City and County Retirement Systems Struggling With Funding

While research suggests the funded status of state and local pension plans is inching closer to that of state pension plans, data shows their funded status is still low.

Wilshire Consulting estimates the ratio of pension assets-to-liabilities, or funding ratio, for the city and county pension plans it studied was 67% in fiscal 2016, down from 70% in fiscal 2015.

Aggregate pension liabilities grew by 4.9%, or $32.8 billion, from $664.5 billion in 2015 to $697.3 billion in 2016, while aggregate pension assets declined by 0.4%, or $1.8 billion, from $465.8 billion in 2015 to $464.0 billion in 2016. These plans saw their resulting aggregate shortfall increase $34.6 billion over fiscal 2016 from $198.7 billion to $233.3 billion.

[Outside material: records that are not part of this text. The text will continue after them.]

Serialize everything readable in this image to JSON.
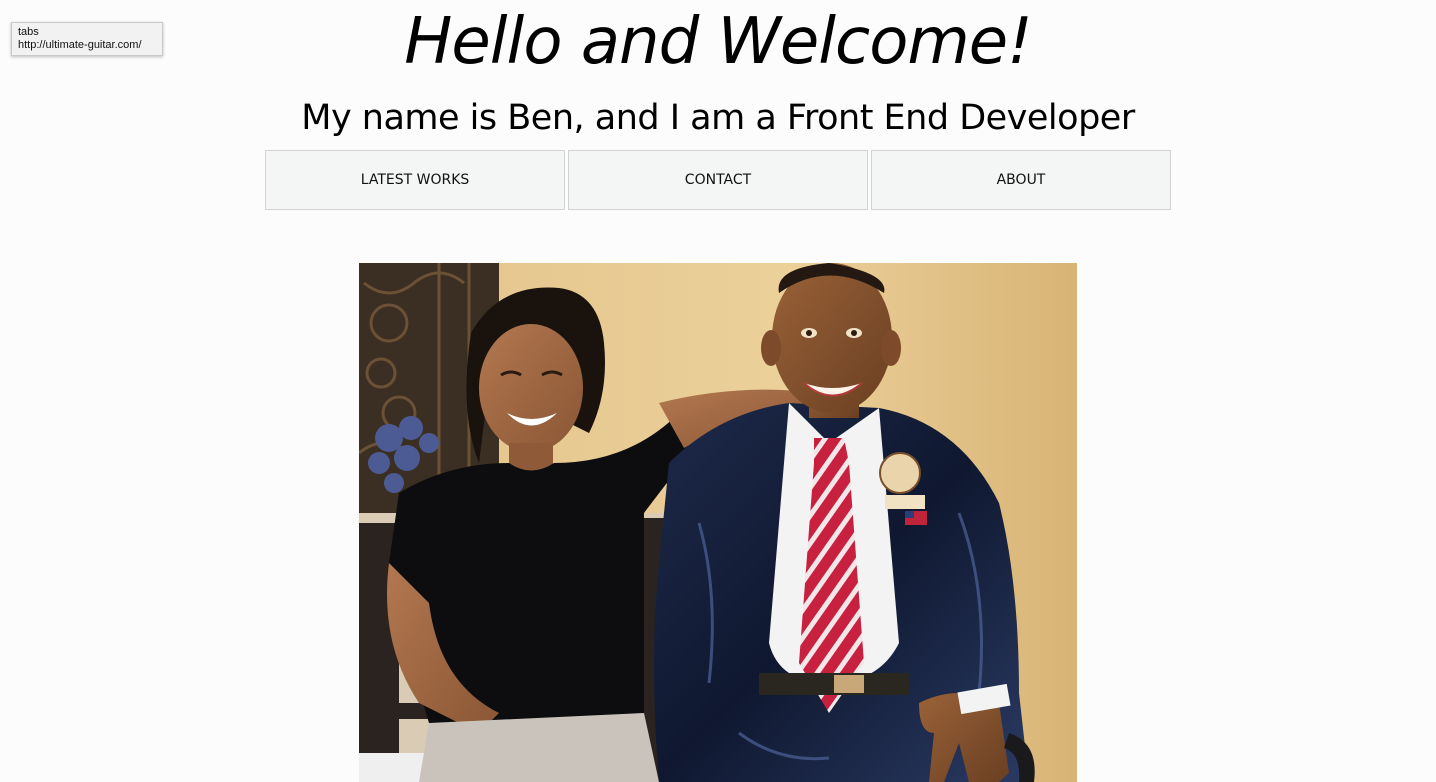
{
  "tooltip": {
    "line1": "tabs",
    "line2": "http://ultimate-guitar.com/"
  },
  "hero": {
    "title": "Hello and Welcome!",
    "subtitle": "My name is Ben, and I am a Front End Developer"
  },
  "nav": {
    "items": [
      {
        "label": "LATEST WORKS"
      },
      {
        "label": "CONTACT"
      },
      {
        "label": "ABOUT"
      }
    ]
  },
  "photo": {
    "tie_colors": [
      "#c8203f",
      "#f1e6e8"
    ],
    "background_color": "#e7c98f"
  }
}
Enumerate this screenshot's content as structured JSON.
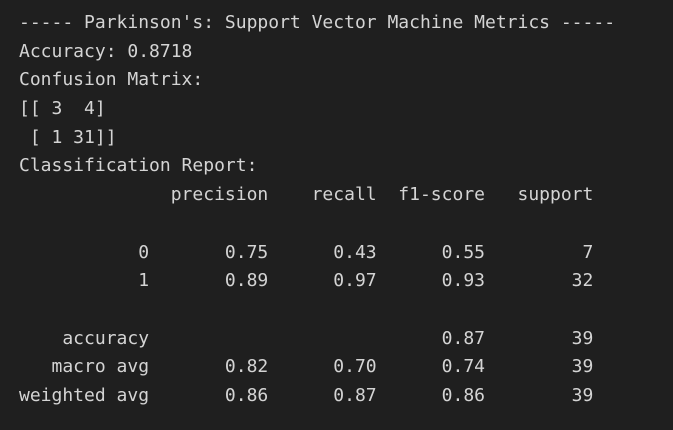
{
  "output": {
    "lines": [
      "----- Parkinson's: Support Vector Machine Metrics -----",
      "Accuracy: 0.8718",
      "Confusion Matrix:",
      "[[ 3  4]",
      " [ 1 31]]",
      "Classification Report:",
      "              precision    recall  f1-score   support",
      "",
      "           0       0.75      0.43      0.55         7",
      "           1       0.89      0.97      0.93        32",
      "",
      "    accuracy                           0.87        39",
      "   macro avg       0.82      0.70      0.74        39",
      "weighted avg       0.86      0.87      0.86        39"
    ]
  }
}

Never miss a story — sign up for PLANSPONSOR newsletters to keep up on the latest retirement plan benefits news.

“Despite relatively strong performance for U.S. stocks, institutional investors found their total portfolio performance dampened by a stronger U.S. dollar, hampering the performance of their non-dollar assets, as well as the United Kingdom’s vote to leave the European Union in June 2016,” says Ned McGuire, Managing Director and a member of the Pension Risk Solutions Group of Wilshire Consulting.

He notes that, “On average, city and county pension portfolios have a 63.0% allocation to equities, including real estate and private equity, a 24.5% allocation to fixed income, and a 12.5% allocation to other assets. This equity allocation is somewhat lower than the 66.3% equity allocation in 2006. However, asset allocation varies by retirement system. Twelve of the 107 retirement systems have allocations to equity that equal or exceed 75%, and eleven systems have an equity allocation below 50%.”

An Issue Brief from the Center for Retirement Research (CRR) at Boston College suggests that  since 2001, the aggregate funded status of local pension plans has lagged behind that of state plans, but the gap has been closing recently. The CRR says this gap has been closing for two reasons. First, local plans continue to receive more of their required contributions than state plans and are a bit more likely to use stringent funding methods. Second, in recent years, local plans have earned stronger investment returns than state plans, perhaps partly due to a lower allocation to alternative investments.

“Despite this progress, many local plans—like their state counterparts—still face significant funding challenges,” the CRR concludes.